Bahkan mereka mengatakan : “Jika seandainya dinisbatkan kepada Allah sebagian sifat seperti ru’yah, maka dihukum sebagai murtad, sebagaimana yang didapatkan dari syaikh mereka Ja’far Al Najfi di kitab “Kasyful Ghitho'” hal : 417. Perlu diketahui bahwasanya melihat kepada Allah pada hari akhirat adalah benar adanya dan sudah konsisten dalam Kitab dan Sunnah tanpa meliputi seluruhnya dan tanpa bagaimananya, sebagaimana firman Allah :
وُجُوهٌ يَوْمَئِذٍ نَّاضِرَةٌ – إِلَى رَبِّهَا نَاظِرَةٌ .
“Wajah-wajah pada saat itu berseri-seri, kepada Rabbnya melihat” (Al Qiyamah : 22,23).

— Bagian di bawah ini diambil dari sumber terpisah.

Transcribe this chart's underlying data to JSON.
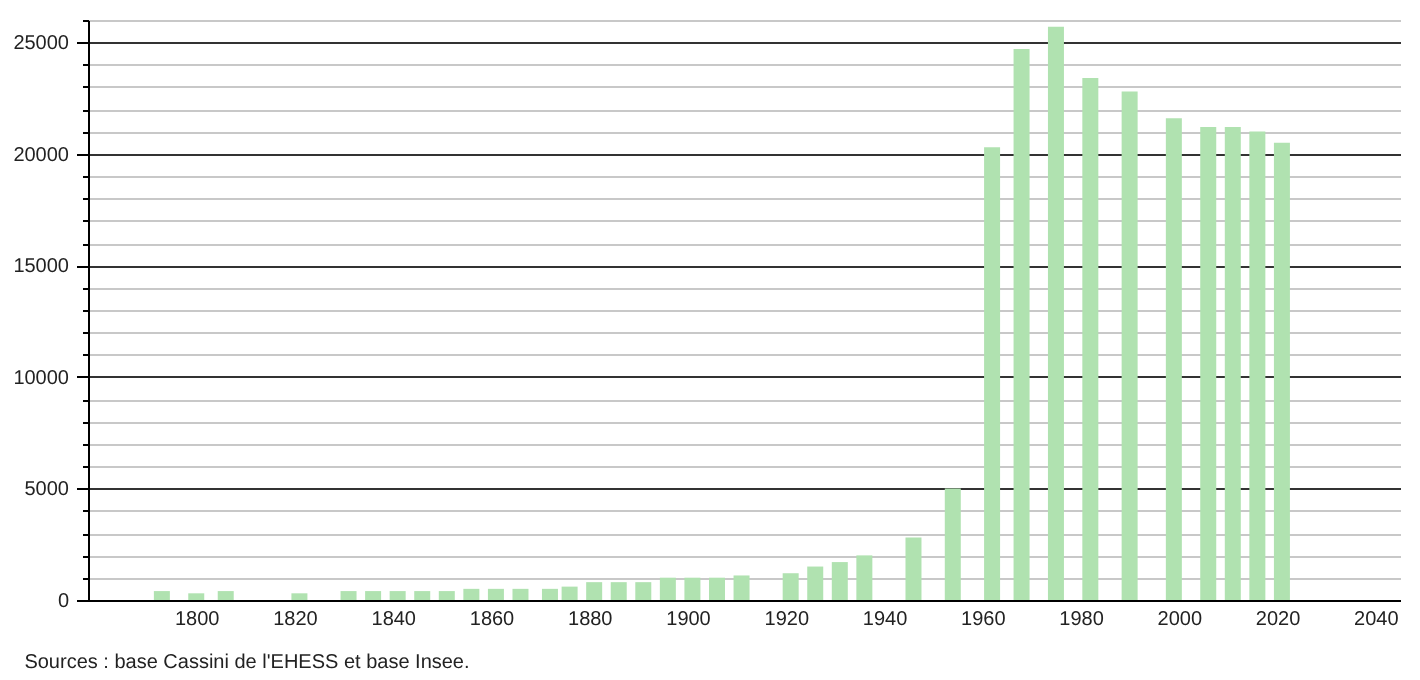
{
  "chart_data": {
    "type": "bar",
    "x": [
      1793,
      1800,
      1806,
      1821,
      1831,
      1836,
      1841,
      1846,
      1851,
      1856,
      1861,
      1866,
      1872,
      1876,
      1881,
      1886,
      1891,
      1896,
      1901,
      1906,
      1911,
      1921,
      1926,
      1931,
      1936,
      1946,
      1954,
      1962,
      1968,
      1975,
      1982,
      1990,
      1999,
      2006,
      2011,
      2016,
      2021
    ],
    "values": [
      400,
      300,
      400,
      300,
      400,
      400,
      400,
      400,
      400,
      500,
      500,
      500,
      500,
      600,
      800,
      800,
      800,
      1000,
      1000,
      1000,
      1100,
      1200,
      1500,
      1700,
      2000,
      2800,
      5000,
      20300,
      24700,
      25700,
      23400,
      22800,
      21600,
      21200,
      21200,
      21000,
      20500
    ],
    "color": "#b0e2b0",
    "xlim": [
      1780,
      2043
    ],
    "xticks": [
      1800,
      1820,
      1840,
      1860,
      1880,
      1900,
      1920,
      1940,
      1960,
      1980,
      2000,
      2020,
      2040
    ],
    "ylim": [
      0,
      26000
    ],
    "yticks": [
      0,
      {
        "value": 1000,
        "label": null
      },
      {
        "value": 2000,
        "label": null
      },
      {
        "value": 3000,
        "label": null
      },
      {
        "value": 4000,
        "label": null
      },
      5000,
      {
        "value": 6000,
        "label": null
      },
      {
        "value": 7000,
        "label": null
      },
      {
        "value": 8000,
        "label": null
      },
      {
        "value": 9000,
        "label": null
      },
      10000,
      {
        "value": 11000,
        "label": null
      },
      {
        "value": 12000,
        "label": null
      },
      {
        "value": 13000,
        "label": null
      },
      {
        "value": 14000,
        "label": null
      },
      15000,
      {
        "value": 16000,
        "label": null
      },
      {
        "value": 17000,
        "label": null
      },
      {
        "value": 18000,
        "label": null
      },
      {
        "value": 19000,
        "label": null
      },
      20000,
      {
        "value": 21000,
        "label": null
      },
      {
        "value": 22000,
        "label": null
      },
      {
        "value": 23000,
        "label": null
      },
      {
        "value": 24000,
        "label": null
      },
      25000,
      {
        "value": 26000,
        "label": null
      }
    ],
    "grid": "y",
    "annotations": [
      "Sources : base Cassini de l'EHESS et base Insee."
    ]
  }
}
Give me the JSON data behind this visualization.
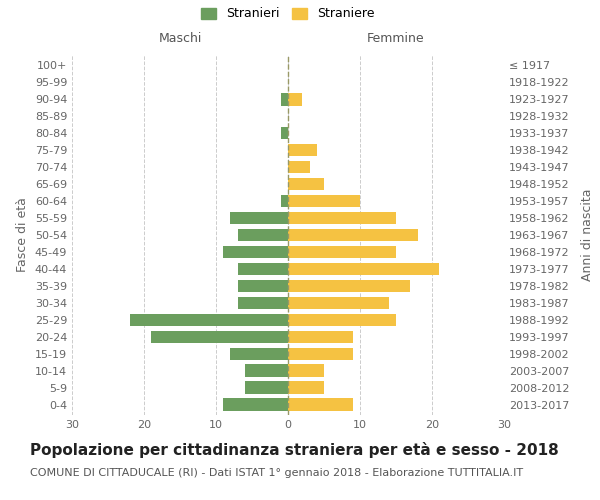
{
  "age_groups": [
    "100+",
    "95-99",
    "90-94",
    "85-89",
    "80-84",
    "75-79",
    "70-74",
    "65-69",
    "60-64",
    "55-59",
    "50-54",
    "45-49",
    "40-44",
    "35-39",
    "30-34",
    "25-29",
    "20-24",
    "15-19",
    "10-14",
    "5-9",
    "0-4"
  ],
  "birth_years": [
    "≤ 1917",
    "1918-1922",
    "1923-1927",
    "1928-1932",
    "1933-1937",
    "1938-1942",
    "1943-1947",
    "1948-1952",
    "1953-1957",
    "1958-1962",
    "1963-1967",
    "1968-1972",
    "1973-1977",
    "1978-1982",
    "1983-1987",
    "1988-1992",
    "1993-1997",
    "1998-2002",
    "2003-2007",
    "2008-2012",
    "2013-2017"
  ],
  "maschi": [
    0,
    0,
    1,
    0,
    1,
    0,
    0,
    0,
    1,
    8,
    7,
    9,
    7,
    7,
    7,
    22,
    19,
    8,
    6,
    6,
    9
  ],
  "femmine": [
    0,
    0,
    2,
    0,
    0,
    4,
    3,
    5,
    10,
    15,
    18,
    15,
    21,
    17,
    14,
    15,
    9,
    9,
    5,
    5,
    9
  ],
  "maschi_color": "#6b9e5e",
  "femmine_color": "#f5c242",
  "background_color": "#ffffff",
  "grid_color": "#cccccc",
  "title": "Popolazione per cittadinanza straniera per età e sesso - 2018",
  "subtitle": "COMUNE DI CITTADUCALE (RI) - Dati ISTAT 1° gennaio 2018 - Elaborazione TUTTITALIA.IT",
  "left_label": "Maschi",
  "right_label": "Femmine",
  "ylabel": "Fasce di età",
  "ylabel_right": "Anni di nascita",
  "legend_maschi": "Stranieri",
  "legend_femmine": "Straniere",
  "xlim": 30,
  "title_fontsize": 11,
  "subtitle_fontsize": 8,
  "tick_fontsize": 8,
  "label_fontsize": 9
}
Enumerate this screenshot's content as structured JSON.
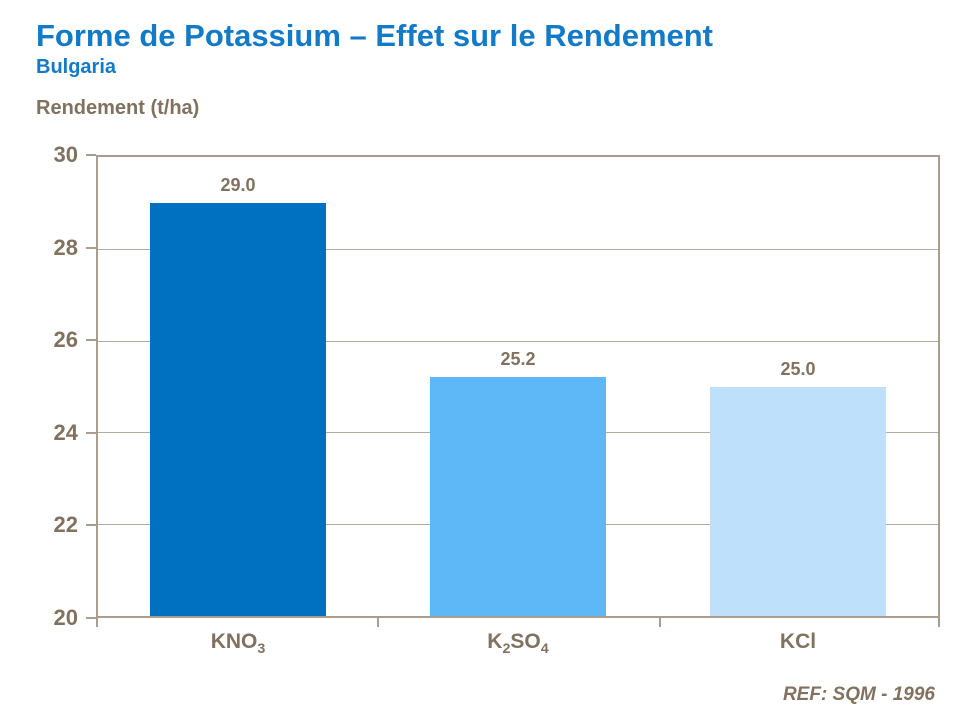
{
  "slide": {
    "kind": "presentation-chart-slide"
  },
  "colors": {
    "title_blue": "#137AC8",
    "text_brown": "#81725F",
    "axis_border": "#A89D8F",
    "gridline": "#B5AB9C",
    "bar_dark_blue": "#0071C1",
    "bar_medium_blue": "#5EB8F7",
    "bar_light_blue": "#BFE0FB"
  },
  "chart_data": {
    "type": "bar",
    "title": "Forme de Potassium – Effet sur le Rendement",
    "subtitle": "Bulgaria",
    "categories": [
      "KNO3",
      "K2SO4",
      "KCl"
    ],
    "category_label_parts": [
      [
        {
          "text": "KNO"
        },
        {
          "text": "3",
          "sub": true
        }
      ],
      [
        {
          "text": "K"
        },
        {
          "text": "2",
          "sub": true
        },
        {
          "text": "SO"
        },
        {
          "text": "4",
          "sub": true
        }
      ],
      [
        {
          "text": "KCl"
        }
      ]
    ],
    "values": [
      29.0,
      25.2,
      25.0
    ],
    "value_labels": [
      "29.0",
      "25.2",
      "25.0"
    ],
    "bar_colors": [
      "#0071C1",
      "#5EB8F7",
      "#BFE0FB"
    ],
    "xlabel": "",
    "ylabel": "Rendement (t/ha)",
    "ylim": [
      20,
      30
    ],
    "yticks": [
      30,
      28,
      26,
      24,
      22,
      20
    ],
    "grid": true,
    "legend_position": "none",
    "source": "REF: SQM - 1996"
  }
}
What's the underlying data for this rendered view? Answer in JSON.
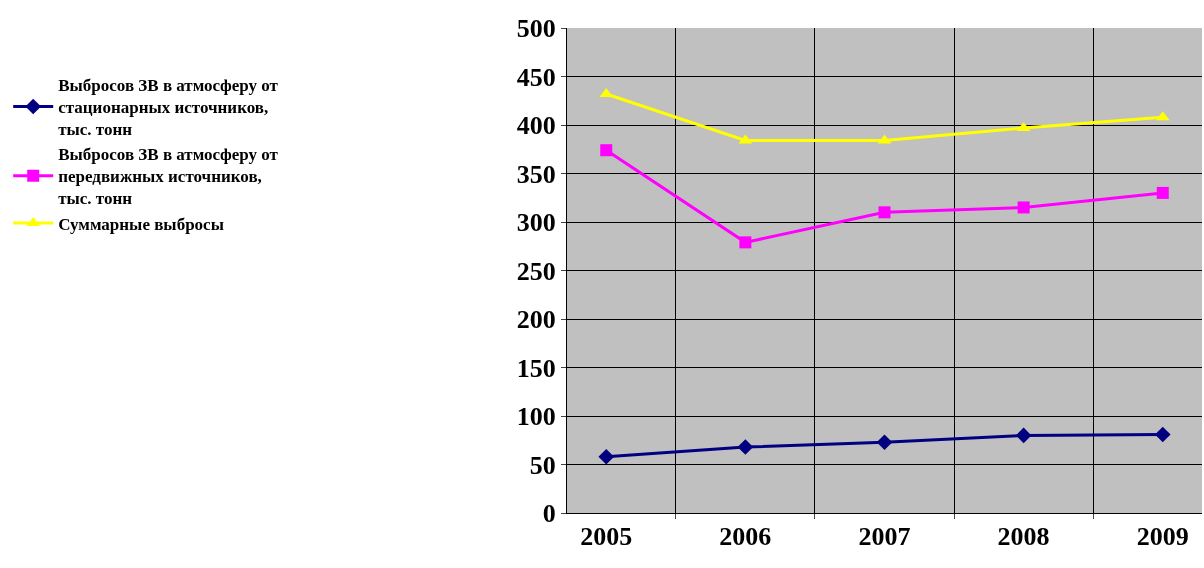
{
  "chart_data": {
    "type": "line",
    "categories": [
      "2005",
      "2006",
      "2007",
      "2008",
      "2009"
    ],
    "series": [
      {
        "name": "Выбросов ЗВ в атмосферу от стационарных источников, тыс. тонн",
        "color": "#000080",
        "marker": "diamond",
        "values": [
          58,
          68,
          73,
          80,
          81
        ]
      },
      {
        "name": "Выбросов ЗВ в атмосферу от передвижных источников, тыс. тонн",
        "color": "#ff00ff",
        "marker": "square",
        "values": [
          374,
          279,
          310,
          315,
          330
        ]
      },
      {
        "name": "Суммарные выбросы",
        "color": "#ffff00",
        "marker": "triangle",
        "values": [
          432,
          384,
          384,
          397,
          408
        ]
      }
    ],
    "ylim": [
      0,
      500
    ],
    "yticks": [
      0,
      50,
      100,
      150,
      200,
      250,
      300,
      350,
      400,
      450,
      500
    ],
    "grid": true,
    "legend": "left",
    "line_style": "solid"
  }
}
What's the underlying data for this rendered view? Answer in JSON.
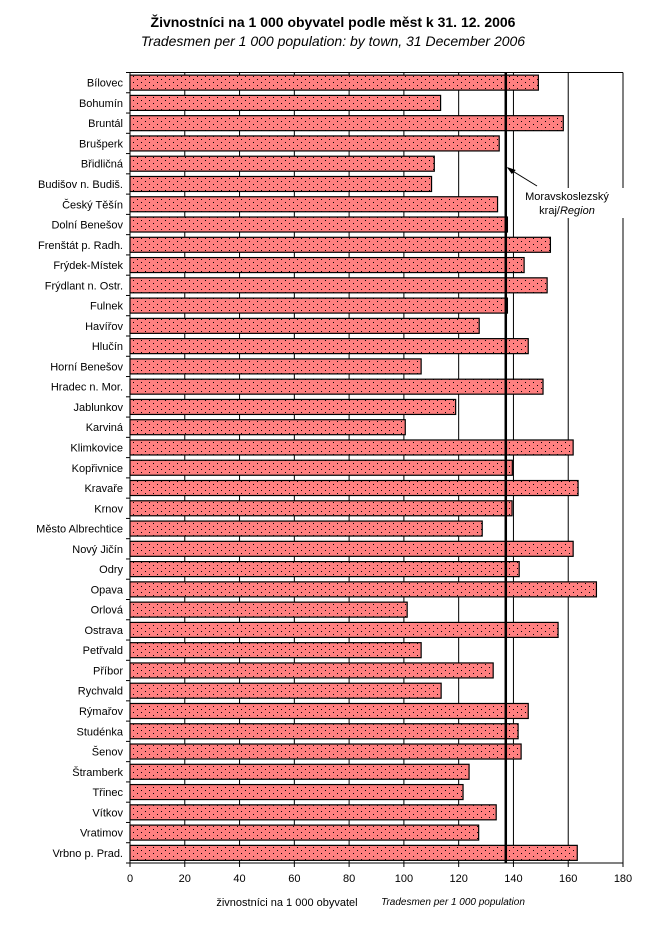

Dan dari sunnah apa yang tercantum dalam Shahih Bukhari dan Muslim dari hadits Jarir bin Abdillah Al Bajali, berkata:
“Adalah kami duduk-duduk bersama Rasulullah, lalu beliau melihat kepada purnama, pada malam empat belas, lalu bersabda : “Sesungguhnya kalian akan melihat Rabb kalian dengan mata telanjang, sebagaimana kalian melihat ini (purnama), dimana kalian tidak berdesakan melihatnya”[4]. Dan ayat-ayat serta hadits-hadits dalam masalah itu banyak sekali, yang tidak memungkinkan kita untuk menyebutkannya.[5]
Catatan Kaki:
[1] Minhaaj sunnah (1/20) oleh Syeikhul Islam Ibnu Taimiyah
[2] ‘Itiqadaat Firaqul Muslimin Wal Musyrikin, hal : 97
[3] At Tauhid, oleh Abu Babawaih, hal : 57
[4] Bukhari no : 544, dan Muslim no : 633
***********
Penulis: Syaikh Abdullah bin Muhammad As-Salafi
Sumber: Buku Diantara Aqidah Syi’ah (Menguat Kesesatan Aqidah Syiah)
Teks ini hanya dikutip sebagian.